La nuit de mai, vision du rôle du poète
Afin d’exprimer cette vision du rôle du poète, Musset utilise tout d’abord une métaphore filée qui se déroule sur différents niveaux. Le premier niveau est le pélican lui-même, dépeint de façon réaliste, retournant fatigué comme l’indiquent les adjectifs « lassé » et « long » de son voyage. Le verbe « retourne » exprime une idée d’habitude, renforcée plus loin par l’adverbe « parfois », traduisant ainsi la normalité de la scène, bien qu’au vu de la suite du poème où le pélican meurt, cela paraît paradoxal. Ses petits qui l’attendaient l’accueillent comme une délivrance comme le montrent « courent sur le rivage » et « cris de joie », ce retour signifie en effet le soulagement de leur faim. Ce tableau touchant reste ordinaire pour les pélicans, représentés ici par un seul, mais là n’est cependant que la surface de la métaphore filée.

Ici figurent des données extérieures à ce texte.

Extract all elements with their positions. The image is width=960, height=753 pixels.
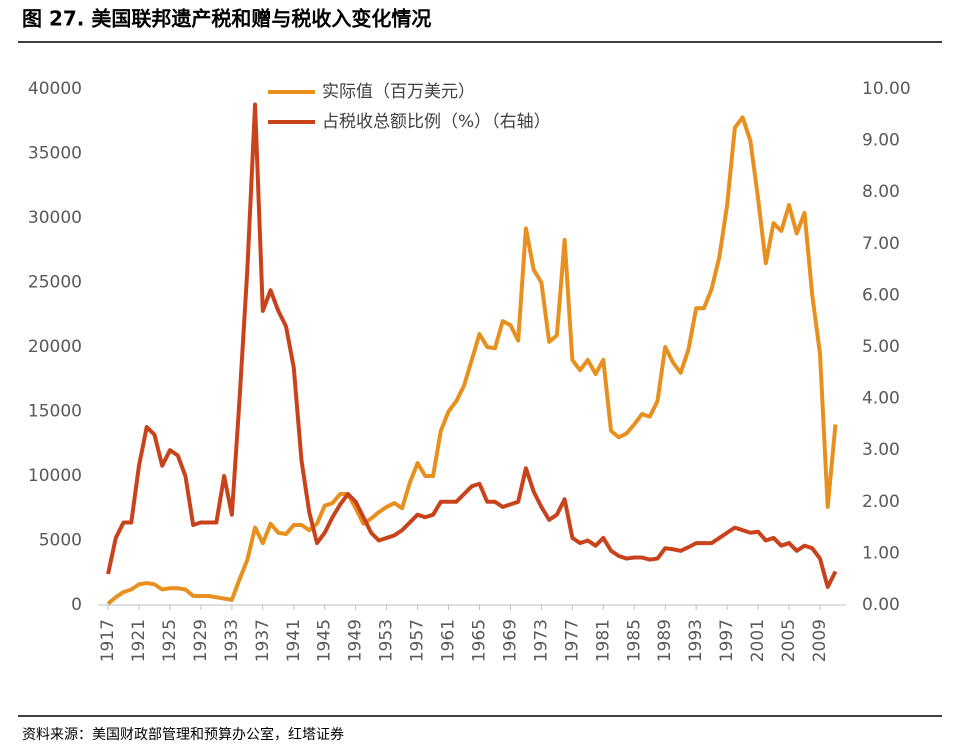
legend-label: 占税收总额比例（%）（右轴） xyxy=(322,112,551,132)
y2-tick-label: 0.00 xyxy=(862,595,900,615)
y-tick-label: 40000 xyxy=(28,79,82,99)
x-tick-label: 1925 xyxy=(160,619,180,662)
y2-tick-label: 1.00 xyxy=(862,543,900,563)
y-tick-label: 15000 xyxy=(28,402,82,422)
x-tick-label: 1989 xyxy=(655,619,675,662)
x-tick-label: 1921 xyxy=(129,619,149,662)
y-tick-label: 25000 xyxy=(28,273,82,293)
y2-tick-label: 7.00 xyxy=(862,234,900,254)
x-tick-label: 2001 xyxy=(748,619,768,662)
x-tick-label: 1917 xyxy=(98,619,118,662)
y2-tick-label: 10.00 xyxy=(862,79,911,99)
y2-tick-label: 4.00 xyxy=(862,389,900,409)
y2-tick-label: 6.00 xyxy=(862,285,900,305)
x-tick-label: 1953 xyxy=(377,619,397,662)
source: 资料来源：美国财政部管理和预算办公室，红塔证券 xyxy=(22,726,344,743)
y-tick-label: 20000 xyxy=(28,337,82,357)
x-tick-label: 1957 xyxy=(408,619,428,662)
series-line xyxy=(106,102,838,589)
x-tick-label: 1933 xyxy=(222,619,242,662)
x-tick-label: 1961 xyxy=(439,619,459,662)
x-tick-label: 1993 xyxy=(686,619,706,662)
y2-tick-label: 9.00 xyxy=(862,131,900,151)
y2-tick-label: 3.00 xyxy=(862,440,900,460)
chart-title: 图 27. 美国联邦遗产税和赠与税收入变化情况 xyxy=(22,7,431,31)
x-tick-label: 1941 xyxy=(284,619,304,662)
x-tick-label: 1945 xyxy=(315,619,335,662)
x-tick-label: 1937 xyxy=(253,619,273,662)
x-tick-label: 1965 xyxy=(469,619,489,662)
series-line xyxy=(106,115,838,606)
x-tick-label: 1977 xyxy=(562,619,582,662)
x-tick-label: 1949 xyxy=(346,619,366,662)
y2-tick-label: 8.00 xyxy=(862,182,900,202)
y-tick-label: 10000 xyxy=(28,466,82,486)
x-tick-label: 1969 xyxy=(500,619,520,662)
legend-label: 实际值（百万美元） xyxy=(322,82,475,102)
x-tick-label: 2005 xyxy=(779,619,799,662)
y-tick-label: 5000 xyxy=(39,531,82,551)
x-tick-label: 1973 xyxy=(531,619,551,662)
x-tick-label: 2009 xyxy=(810,619,830,662)
x-tick-label: 1985 xyxy=(624,619,644,662)
y-tick-label: 0 xyxy=(71,595,82,615)
y2-tick-label: 2.00 xyxy=(862,492,900,512)
x-tick-label: 1929 xyxy=(191,619,211,662)
x-tick-label: 1997 xyxy=(717,619,737,662)
y-tick-label: 35000 xyxy=(28,144,82,164)
y-tick-label: 30000 xyxy=(28,208,82,228)
x-tick-label: 1981 xyxy=(593,619,613,662)
y2-tick-label: 5.00 xyxy=(862,337,900,357)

Ainsi, le pélican est ensuite comparé au pélican grec. Les Anciens songeaient que cet oiseau perçait sa propre chair pour nourrir ses enfants. Le vers « Pour toute nourriture il apporte son cœur » est une métaphore traduisant le don ultime du pélican et faisant référence à cette croyance. Celle-ci est rappelée peu après par « Partageant à ses fils ses entrailles de père » qui introduit de plus l’idée d’un pélican eucharistique ; en effet dans l’iconographie chrétienne le pélican symbolise le sacrifice de Christ. La comparaison est appuyée par l’adjectif « divin » qui vient qualifier le nom « sacrifice », puis par « sanglante mamelle » qui fait une référence biblique à la Cène où le Christ donne son corps et son sang, symbole de vie et de mort. Le pélican est dans ce poème un symbole antique et christique, mais nous allons voir que la métaphore filée ne s’arrête pas là.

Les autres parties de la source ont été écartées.